The field is too small to sustain two horses during the winter, even if one is a midget, so we've prepared a couple of stables in the barn too, so that they can come in during the winter and hopefully take a bit of pressure off the field and allow their feet to dry out.  It really will be a multi-purpose barn, housing animals, machinery, straw and hay and should be a real asset to the smallholding.

This year we lost a few of our older hens, I don't normally name our hens, but I did have a favourite - Beryl.  She came with us from Woodley and was a fantastic layer, laying most of the year when the others went on strike, but sadly this was her last year in her happy home.  To make up for the shortfall in eggs this year, we got some more Beryls from a farm that was getting rid of its older stock. The six girls have settled in nicely, have a reprieve from an early demise and I now have a few more eggs during the winter and can keep supply going to our loyal customers. They are a lovely temperament too following me around the enclosure, they are curious about everything I do and don't mind being picked up and pampered every now and then.  Rocky the Rooster is pretty pleased to meet a few more ladies too!

I can't deny, it's still a challenge to be without Stuart.  I often think about how things would be here if he was around to enjoy it.  I have no doubt we would be a lot further ahead, but I hope we've made him proud.  I miss sharing the excitement of the smallholding, the plans for its produce and the shared sense of achievement when things finally start to come together. It's been a steep learning curve and I've enjoyed the challenge, but I still feel like I'm sorting out problems from the move and that has been pricey.  We've had a new conservatory roof which was leaking in several places and we had a leak in the apartment which has been sorted, but with scaffolding involved, it wasn't cheap!
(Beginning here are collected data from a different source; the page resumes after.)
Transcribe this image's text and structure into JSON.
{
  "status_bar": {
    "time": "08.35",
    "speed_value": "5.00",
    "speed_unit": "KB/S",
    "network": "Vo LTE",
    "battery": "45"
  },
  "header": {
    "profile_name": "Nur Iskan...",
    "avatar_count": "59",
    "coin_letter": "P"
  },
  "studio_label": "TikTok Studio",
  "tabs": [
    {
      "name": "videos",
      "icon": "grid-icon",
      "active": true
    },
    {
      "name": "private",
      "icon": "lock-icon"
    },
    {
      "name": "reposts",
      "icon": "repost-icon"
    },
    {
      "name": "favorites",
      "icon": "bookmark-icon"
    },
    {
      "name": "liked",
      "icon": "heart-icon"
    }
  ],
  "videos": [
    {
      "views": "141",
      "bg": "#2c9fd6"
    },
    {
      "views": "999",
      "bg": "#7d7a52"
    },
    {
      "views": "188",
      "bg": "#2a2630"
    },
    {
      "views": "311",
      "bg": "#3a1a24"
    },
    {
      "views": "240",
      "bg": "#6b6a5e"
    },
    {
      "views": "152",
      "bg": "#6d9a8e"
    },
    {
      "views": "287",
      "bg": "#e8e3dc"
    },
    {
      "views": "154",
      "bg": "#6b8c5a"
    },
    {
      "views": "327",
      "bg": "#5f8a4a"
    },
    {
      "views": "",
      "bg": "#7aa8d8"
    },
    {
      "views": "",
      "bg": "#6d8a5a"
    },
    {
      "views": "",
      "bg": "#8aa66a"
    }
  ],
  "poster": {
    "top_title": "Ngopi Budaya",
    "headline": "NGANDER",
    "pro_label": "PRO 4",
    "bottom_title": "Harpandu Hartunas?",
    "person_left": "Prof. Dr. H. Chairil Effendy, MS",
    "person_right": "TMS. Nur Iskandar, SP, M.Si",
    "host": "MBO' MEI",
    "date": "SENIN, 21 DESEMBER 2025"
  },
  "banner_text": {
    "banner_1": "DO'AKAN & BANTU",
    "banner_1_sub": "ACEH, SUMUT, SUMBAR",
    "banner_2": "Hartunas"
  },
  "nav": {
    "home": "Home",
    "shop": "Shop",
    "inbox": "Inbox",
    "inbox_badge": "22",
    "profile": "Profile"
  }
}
There seems to have been a constant stream of tradesmen coming and going, but on the plus side, I've now found myself some reliable people who turn up when they say they will and get the work done, apart from my gardener, but he is being partly replaced by a robot (another blog in the making).  This on top of growing the PR business and starting to refresh the holiday let, it's been a pretty busy year, but it's starting to bear fruit.  The PR business is growing and we now have more than 67 reviews and a 5 star rating on Airbnb. I actually made a small profit last year (the first full year of re-building our lives), so am starting to feel like it is possible to forge forward and provide financially for everyone too. There are so many secondary implications to losing a partner that it takes years to rebuild some kind of life and new future, but we are doing it. I now feel able to plan a little more long term, day-to-day has extended to month-by-month and now year-by-year. The kids are becoming more independent, as am I. 

So, next stop is lambing and the annual cycle begins again.  It's a little less daunting each year, but there will still be no end of things to learn, mistakes to be made and all the weather that Cornwall can throw at us, usually in one day!